Şu alemde insanoğluna bahş olunan en değerli nimeti aşk u muhabbettir belki de Mevla'nın. Muhabbetin olmadığı yerde hilkat ve insan anlamsız bir hiçtir. Sevgi, hayatın tuzu biberi ana vitaminidir. Hayata anlam katan, şu kavanoz dipli dünyayı yaşanmaya değer kılan o. Hani "Alemi muhabbet üzere var ettim" diyor ya Yaratan. O, önce erkeği yarattı, sonra erkeğe yaşadığını hissettiren  mutluluk kolları açan kadını. 
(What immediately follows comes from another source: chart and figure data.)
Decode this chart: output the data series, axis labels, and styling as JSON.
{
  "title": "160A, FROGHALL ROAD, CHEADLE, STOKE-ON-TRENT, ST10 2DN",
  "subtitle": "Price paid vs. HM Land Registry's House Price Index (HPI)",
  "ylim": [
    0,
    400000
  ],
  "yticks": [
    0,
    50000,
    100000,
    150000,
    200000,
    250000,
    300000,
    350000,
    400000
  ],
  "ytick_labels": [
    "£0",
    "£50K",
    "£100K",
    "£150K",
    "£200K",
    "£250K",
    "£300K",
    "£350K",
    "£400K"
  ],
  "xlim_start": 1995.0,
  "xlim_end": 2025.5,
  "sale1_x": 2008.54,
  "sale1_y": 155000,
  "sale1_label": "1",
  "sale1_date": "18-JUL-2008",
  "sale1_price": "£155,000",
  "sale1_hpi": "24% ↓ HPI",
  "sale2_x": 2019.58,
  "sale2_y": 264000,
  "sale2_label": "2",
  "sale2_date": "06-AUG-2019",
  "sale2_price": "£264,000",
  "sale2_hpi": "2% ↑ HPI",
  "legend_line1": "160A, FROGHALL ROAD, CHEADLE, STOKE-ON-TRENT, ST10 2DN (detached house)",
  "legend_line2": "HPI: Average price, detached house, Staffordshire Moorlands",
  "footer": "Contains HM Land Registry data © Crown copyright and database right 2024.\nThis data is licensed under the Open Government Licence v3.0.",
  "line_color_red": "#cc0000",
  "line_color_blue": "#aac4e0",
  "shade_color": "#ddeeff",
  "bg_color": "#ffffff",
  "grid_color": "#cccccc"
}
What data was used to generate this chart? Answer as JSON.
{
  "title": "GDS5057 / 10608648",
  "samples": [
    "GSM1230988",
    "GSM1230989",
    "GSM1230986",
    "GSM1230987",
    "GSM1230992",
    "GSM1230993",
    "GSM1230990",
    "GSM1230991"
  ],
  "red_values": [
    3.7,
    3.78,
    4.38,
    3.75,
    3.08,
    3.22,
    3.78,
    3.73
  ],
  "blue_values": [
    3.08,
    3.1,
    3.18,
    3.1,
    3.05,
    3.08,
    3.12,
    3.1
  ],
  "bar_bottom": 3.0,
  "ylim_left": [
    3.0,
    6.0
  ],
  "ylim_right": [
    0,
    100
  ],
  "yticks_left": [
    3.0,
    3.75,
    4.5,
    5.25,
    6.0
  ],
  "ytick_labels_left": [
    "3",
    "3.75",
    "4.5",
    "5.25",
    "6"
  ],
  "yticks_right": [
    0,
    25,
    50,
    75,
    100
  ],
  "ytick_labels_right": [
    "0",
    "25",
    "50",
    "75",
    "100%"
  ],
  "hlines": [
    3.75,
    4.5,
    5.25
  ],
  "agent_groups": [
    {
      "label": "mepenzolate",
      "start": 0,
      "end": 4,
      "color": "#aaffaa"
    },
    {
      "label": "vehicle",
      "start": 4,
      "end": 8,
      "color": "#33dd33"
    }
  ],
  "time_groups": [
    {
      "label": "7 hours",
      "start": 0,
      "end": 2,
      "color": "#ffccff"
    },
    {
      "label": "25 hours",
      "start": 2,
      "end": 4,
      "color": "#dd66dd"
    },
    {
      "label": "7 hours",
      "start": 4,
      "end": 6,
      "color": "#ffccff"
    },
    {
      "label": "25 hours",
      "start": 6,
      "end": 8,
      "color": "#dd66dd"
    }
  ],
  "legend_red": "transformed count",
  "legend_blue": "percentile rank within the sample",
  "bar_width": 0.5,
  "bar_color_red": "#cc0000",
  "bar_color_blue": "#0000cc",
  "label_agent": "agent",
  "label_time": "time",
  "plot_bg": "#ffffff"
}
Ayakları yerden kesilircesine mest olan aşık, duyup hissettiklerini içine sığdırıp saklayamadı, dizelere dök tü şair oldu, şiiri güfte , güfteyi besteleyip şarkı yaptı ünledi. Yine de yüreğindekileri layıkıyla anlatamadı. "Olmuyor, olmuyor!" diye serzenişlerle gezinirken kırlarda, "Ağaca, demire nazar et" der gibi bir sesler  geldi kulağına! Beride mavi gölün  kenarındaki kuru kamışa takıldı ayağı! "beni hafife alma" der gibi bir fısıltı daha! İçi ne ilham olunanlarla yaprak yaprak hışırdayan ağaçtan saz yaptı sap, tel taktı. Göl ayağındaki kamışın içini boşaltıp delikler açtı  üfledi.
Derken, ağaç, demir, kamışa, şöyle, dedi Mevla! 
Tel;
 -Ben aciz bir demir parçasıyım. Yarab, benden ne fayda olur ki şu aşığa?
Ağaç;
-Ben bir odunum, benden ne  hikmet vuku bulur ki?    
Kamış; Vara varası bir ot, çöp parçasıyım ben, nasıl ne diyebilirim ki Yarab?
"Ses ver ey ağaç, ut cümbüş , keman , saz ol de hele!
-Söyle ey demir saza tel olup ses ver!
-De ey kamış, ney olup tercüman ol lisanla anlatılamayan kalbi sırlara hadi!
İnsan, demir ve ağaç, ot, çöp hep birlikte dile geldiler o gün! Ruhları kanatlandıran kainatı sırra efsuna boğan bir meşk ki aman Allah'ım aman! Bestekar,(güfte, besteyle tamı tamamına duyurup anlatamadıklarının sazlarla mümkün olabileceğini  o gün anladı. 
Evet ey dost, incinmesin diye üzerine titrenilen uğruna candan dahi vazgeçilen sevgi  sevgililerdir hayata mana anlam katan. Hani diyor ya o ehl-i dil arifan: (Şu dünyada sevmeyen  ya delidir ya divane.) Velhasıl sevdiği sevildiği kadar değerli insan. Günümüzdeki "Ya benimle olmağa, ya da kara toprağa" dedirten tutkular  aşk değil şeytani nefis, cinnettir. 
Kaysı Mecnun edip çöllere düşüren, Kerem'in ahıyla Aslı'yı alevler içinde bırakan, Ferhat'a Şirin'i için dağları deldiren, Hüsnü Aşk'ta maşuğu ateş deryasından mumdan kayıkla geçiren O'dur,  öylesi aşklar dostlar başına dostlar dostlar başına. 
Bir  erkek bir kadınla başlar  has aşkın yolu, eşi benzeri olmayan sevgililer sevgilisine çıkar ucu. Bir dert ki panzehiri yine aşktır. Aşkın meyvesi insanı içmeden sarhoş eden şarkılardır: Suzinak, Uşşak, Bayati, Acemaşiran. Saba, Hicazkar.